第12話 期待外れの夫

 安い茶葉は均一に加工されていないので、普通に淹れただけでは渋みが際立ってしまう。渋みを抑えて低温で蒸らすと甘みが増すと気付いた。

 リッテと実家にいた時に試行錯誤して安い茶葉をおいしく淹れられる方法を研究した甲斐があったというものだ。まさか未来に自分の夫に披露することになるとは思ってもみなかったが。


「君が淹れたのか。というか、今日? 君は部屋から出てこないと聞いたが」

「食事が出ないので、色々と買ってきてもらうしかなくて……お義父様からは家の物には手をつけるなと言われておりますし」

「そ、そうか……それは申し訳なかった」

「いえ、なんとかなっているので大丈夫です」


 想定内であるし、厨房からも勝手にリッテが拝借してきているので、シィリンに支障はない。

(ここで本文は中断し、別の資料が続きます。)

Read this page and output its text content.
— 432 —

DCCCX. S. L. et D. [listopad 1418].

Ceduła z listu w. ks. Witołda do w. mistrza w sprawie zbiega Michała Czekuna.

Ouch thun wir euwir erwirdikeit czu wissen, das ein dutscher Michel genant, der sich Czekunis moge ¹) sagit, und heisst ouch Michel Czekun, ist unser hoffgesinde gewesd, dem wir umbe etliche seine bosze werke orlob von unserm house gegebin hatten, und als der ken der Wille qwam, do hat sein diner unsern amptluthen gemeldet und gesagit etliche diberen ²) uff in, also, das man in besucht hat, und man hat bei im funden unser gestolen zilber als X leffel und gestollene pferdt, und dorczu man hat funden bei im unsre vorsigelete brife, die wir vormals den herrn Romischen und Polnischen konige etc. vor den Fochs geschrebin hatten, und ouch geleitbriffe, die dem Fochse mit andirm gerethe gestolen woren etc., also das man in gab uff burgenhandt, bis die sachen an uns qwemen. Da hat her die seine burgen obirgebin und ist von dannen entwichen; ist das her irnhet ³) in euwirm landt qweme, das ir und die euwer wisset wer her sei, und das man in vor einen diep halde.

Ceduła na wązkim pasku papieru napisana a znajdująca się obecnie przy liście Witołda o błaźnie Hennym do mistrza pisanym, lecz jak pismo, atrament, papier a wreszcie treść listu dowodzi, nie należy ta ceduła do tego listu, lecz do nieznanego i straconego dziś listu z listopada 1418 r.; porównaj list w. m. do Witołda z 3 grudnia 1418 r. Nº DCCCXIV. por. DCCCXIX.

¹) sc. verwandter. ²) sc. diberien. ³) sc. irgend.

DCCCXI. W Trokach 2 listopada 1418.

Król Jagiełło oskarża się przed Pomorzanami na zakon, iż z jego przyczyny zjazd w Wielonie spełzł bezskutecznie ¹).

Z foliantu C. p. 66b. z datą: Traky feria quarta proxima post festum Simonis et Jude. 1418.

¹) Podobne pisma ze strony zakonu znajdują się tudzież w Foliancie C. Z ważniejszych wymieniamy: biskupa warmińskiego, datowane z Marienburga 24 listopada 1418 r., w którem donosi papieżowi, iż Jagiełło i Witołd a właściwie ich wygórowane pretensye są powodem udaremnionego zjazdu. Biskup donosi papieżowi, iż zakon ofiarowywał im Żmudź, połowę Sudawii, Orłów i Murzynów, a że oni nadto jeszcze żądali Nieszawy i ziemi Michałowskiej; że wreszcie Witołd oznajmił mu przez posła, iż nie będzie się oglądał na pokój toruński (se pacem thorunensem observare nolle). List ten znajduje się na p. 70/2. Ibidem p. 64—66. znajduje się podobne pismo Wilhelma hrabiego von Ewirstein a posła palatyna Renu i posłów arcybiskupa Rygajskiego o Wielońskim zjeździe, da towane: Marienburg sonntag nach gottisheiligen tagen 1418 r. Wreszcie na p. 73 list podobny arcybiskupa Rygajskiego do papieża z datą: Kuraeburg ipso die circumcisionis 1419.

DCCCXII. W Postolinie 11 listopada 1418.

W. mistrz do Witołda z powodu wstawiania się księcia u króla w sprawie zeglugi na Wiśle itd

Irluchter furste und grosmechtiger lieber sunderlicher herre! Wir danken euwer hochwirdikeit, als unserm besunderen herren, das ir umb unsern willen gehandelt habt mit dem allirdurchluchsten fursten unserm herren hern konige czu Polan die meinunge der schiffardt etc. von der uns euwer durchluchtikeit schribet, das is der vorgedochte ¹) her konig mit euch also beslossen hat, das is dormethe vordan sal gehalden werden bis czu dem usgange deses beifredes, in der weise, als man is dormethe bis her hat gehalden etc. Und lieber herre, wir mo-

 しかし謝罪されるとシィリンのテンションが落ち込むのでやめていただけないだろうか。できればゴシップ紙の記事のような態度でお願いしたいものである。

 シィリンが目を伏せれば、サヴェスが呻くように問うてきた。


「その、君の格好だが……」

「同じく家の物には手をつけておりませんから、持参したものを着ておりますの」

「そうか、併せてすまない」


 彼はなぜか悲痛な顔をして、項垂れるように頭を下げた。

 結婚式のときにシィリンに向かってジッケルドクラ伯爵家の者は仕える気がないと言い放った傲慢さなど微塵もない。この国で一番不幸な花嫁だと言ったくせに、その冷たさもない。

 期待外れもいいところだ。理想の夫とはかけ離れすぎている。


「とにかく、着る物や食べ物はなんとかする」

「ええ……? 結構ですわ」


 シィリンは面食らった。内情は落胆の嵐だ。

 ゴシップ紙の記事が頭の中を駆け巡る。

 深夜に女性を裸で追い出したとか、三股かけていたくせに誰にも気がないと言い放ったとか。夜会で出会った既婚者の女に昨夜は最低な一夜だったと嘲笑って離婚に追い込んだとか。


 あの女の敵で、性格がごみ屑のような男はどこにいったと言うのか。

 傲慢で冷徹で性格は極悪。

 ゴシップ紙を騒がせる夜の傲慢王なんて騒がれていたくせに!

 寝台の影に積み上げられているゴシップ紙の束が浮かばれなくて泣いているぞ。

 そんな幻覚まで見えるほどである。


「さすがに、怒っているのか?」


 サヴェスはシィリンの顔を窺うように上目遣いで問いかけてくる。

 まるで捨てられた子犬のように憐れな姿に、シィリンは思わずドキンと心臓が跳ねた。

 いやいや、趣味じゃない。

 全く趣味じゃないのに、なんで心臓は不思議な鼓動を刻むのか。


「いえ、怒ってはおりませんが……」


 落胆はしてますよ!?

 噂と違いすぎて、心の底からがっかりしているレベルである。

 シィリンが言い淀めば、彼はなぜか力なくほほ笑んだ。